Where Have All the Leaders Gone? by Lee Iacocca with Catherine Whitney
Just before the last election, legendary former Chrysler CEO Lee Iacocca, then 82, wanted so much for Americans to take full advantage of the 15th Amendment [“The right of citizens of the United States to vote shall not be denied or abridged by the United States or by any State on account of race, color, or previous condition of servitude,” in case you needed a refresher], he wrote an entire book (with a little help) to prod voters to the polls on November 4, 2008, and make a difference. Almost a full year after the new Obama Administration took office, I strapped on that iPod (which Iacocca gripes about with today’s youth tuning out, but really, it’s an old age issue for me because my diminishing eyeballs get too tired to read the small print) and listened to Iacocca himself rant, rave, and reminisce. And, yes, I thoroughly enjoyed all six-plus hours of his angry-old-man-kindly-old-grandfather schtick. The one thing I might have wished for would be a ‘one-year-after’ epilogue, but perhaps I ask for too much …
Iacocca with his potty-mouthed-tell-it-like-it-is attitude hooks you in immediately … what’s not to love about such straight talk: “Am I the only guy in this country who’s fed up with what’s happening? Where the hell is your outrage? We should be screaming bloody murder. We’ve got a gang of clueless bozos steering our ship of state right over a cliff, we’ve got corporate gangsters stealing us blind, and we can’t even clean up after a hurricane much less build a hybrid car. But instead of getting mad, everyone sits around and nods their heads when the politicians say, ‘Stay the course.’ Stay the course? You’ve got to be kidding. This is America, not the damned Titanic. I’ll give you a sound bite: Throw the bums out!”

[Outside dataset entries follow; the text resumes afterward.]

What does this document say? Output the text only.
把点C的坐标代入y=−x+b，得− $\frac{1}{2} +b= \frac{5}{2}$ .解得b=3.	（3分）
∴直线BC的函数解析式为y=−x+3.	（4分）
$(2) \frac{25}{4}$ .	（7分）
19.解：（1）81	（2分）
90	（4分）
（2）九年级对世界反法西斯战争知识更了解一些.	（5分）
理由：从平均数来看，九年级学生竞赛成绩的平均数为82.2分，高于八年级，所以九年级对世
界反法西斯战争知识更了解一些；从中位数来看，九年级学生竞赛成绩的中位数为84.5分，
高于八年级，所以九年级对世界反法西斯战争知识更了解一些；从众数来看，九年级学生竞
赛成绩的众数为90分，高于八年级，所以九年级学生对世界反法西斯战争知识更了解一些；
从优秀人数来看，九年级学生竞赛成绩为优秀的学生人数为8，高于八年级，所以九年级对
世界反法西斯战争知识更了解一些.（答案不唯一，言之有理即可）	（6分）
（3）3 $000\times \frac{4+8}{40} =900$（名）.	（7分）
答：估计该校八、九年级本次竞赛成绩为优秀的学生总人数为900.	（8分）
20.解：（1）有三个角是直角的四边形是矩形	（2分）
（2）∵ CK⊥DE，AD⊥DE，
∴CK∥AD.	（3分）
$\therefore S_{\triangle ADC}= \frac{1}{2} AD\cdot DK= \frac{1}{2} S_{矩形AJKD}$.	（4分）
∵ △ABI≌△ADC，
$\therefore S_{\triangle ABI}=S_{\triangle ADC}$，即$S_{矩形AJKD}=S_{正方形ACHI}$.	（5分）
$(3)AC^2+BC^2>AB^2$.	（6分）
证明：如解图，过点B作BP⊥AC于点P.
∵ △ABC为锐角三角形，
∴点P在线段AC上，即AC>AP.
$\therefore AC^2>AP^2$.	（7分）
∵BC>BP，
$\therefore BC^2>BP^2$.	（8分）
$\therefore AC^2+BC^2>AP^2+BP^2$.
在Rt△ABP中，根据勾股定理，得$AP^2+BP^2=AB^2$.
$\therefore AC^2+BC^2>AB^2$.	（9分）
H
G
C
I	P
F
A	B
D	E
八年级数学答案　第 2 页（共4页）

And one year later, throw the bums, we did … so someone was definitely listening. Famous for having given the baby-boomers the Mustang while at Ford (from which he readily admits he was fired) to then giving said boomers the mini-van when they grew up and had families while at Chrysler (which he saved from virtual obscurity, only to watch broken-heartedly as it was subsumed by Daimler-Benz), Iacocca begins his treatise with all the reasons the old administration had to go. Even though you might not glean anything new as the problems were so ubiquitous, Part 1 is still worth a few good chuckles to hear it all again. From leaders (or lack thereof), Iacocca moves to “Where have all our friends gone?,” free-versing about how the U.S. has burned quite a few international bridges, not the least of which is a humorous spin on the whole ‘freedom’ fries fiasco on the Hill.
He tackles contemporary capitalism in Part 3, drawing on his personal experiences as one of the most powerful CEOs in history, sharing life lessons in leadership (and knowing when you’re not fit to run for the White House). In the fourth and final section, Iacocca is perhaps at his most honest and unguarded, using his own history – his immigrant parents’ influences, his mentors’ wisdom, his personal relationships (he takes his grandkids out to lunch regularly and really listens) – as examples of how he chose to “DO something.”
And he’s certainly done plenty, from funding patriotic endeavors like The Statue of Liberty-Ellis Island Foundation (he regrets not taking his kids there when they were younger as his parents took him and his sister in their youth), to finding a cure for diabetes through his eponymous Iacocca Foundation (his beloved first wife died of the disease), to educating future generations of leaders from all over the world at Lehigh University’s Iacocca Institute (where food is always something dependable to bond over!), to feeding hungry children all over the world with Nourish the Children. This year, Iacocca turns 85 … and surely is showing no signs of slowing down … he’ll keep doing. We just need to join in.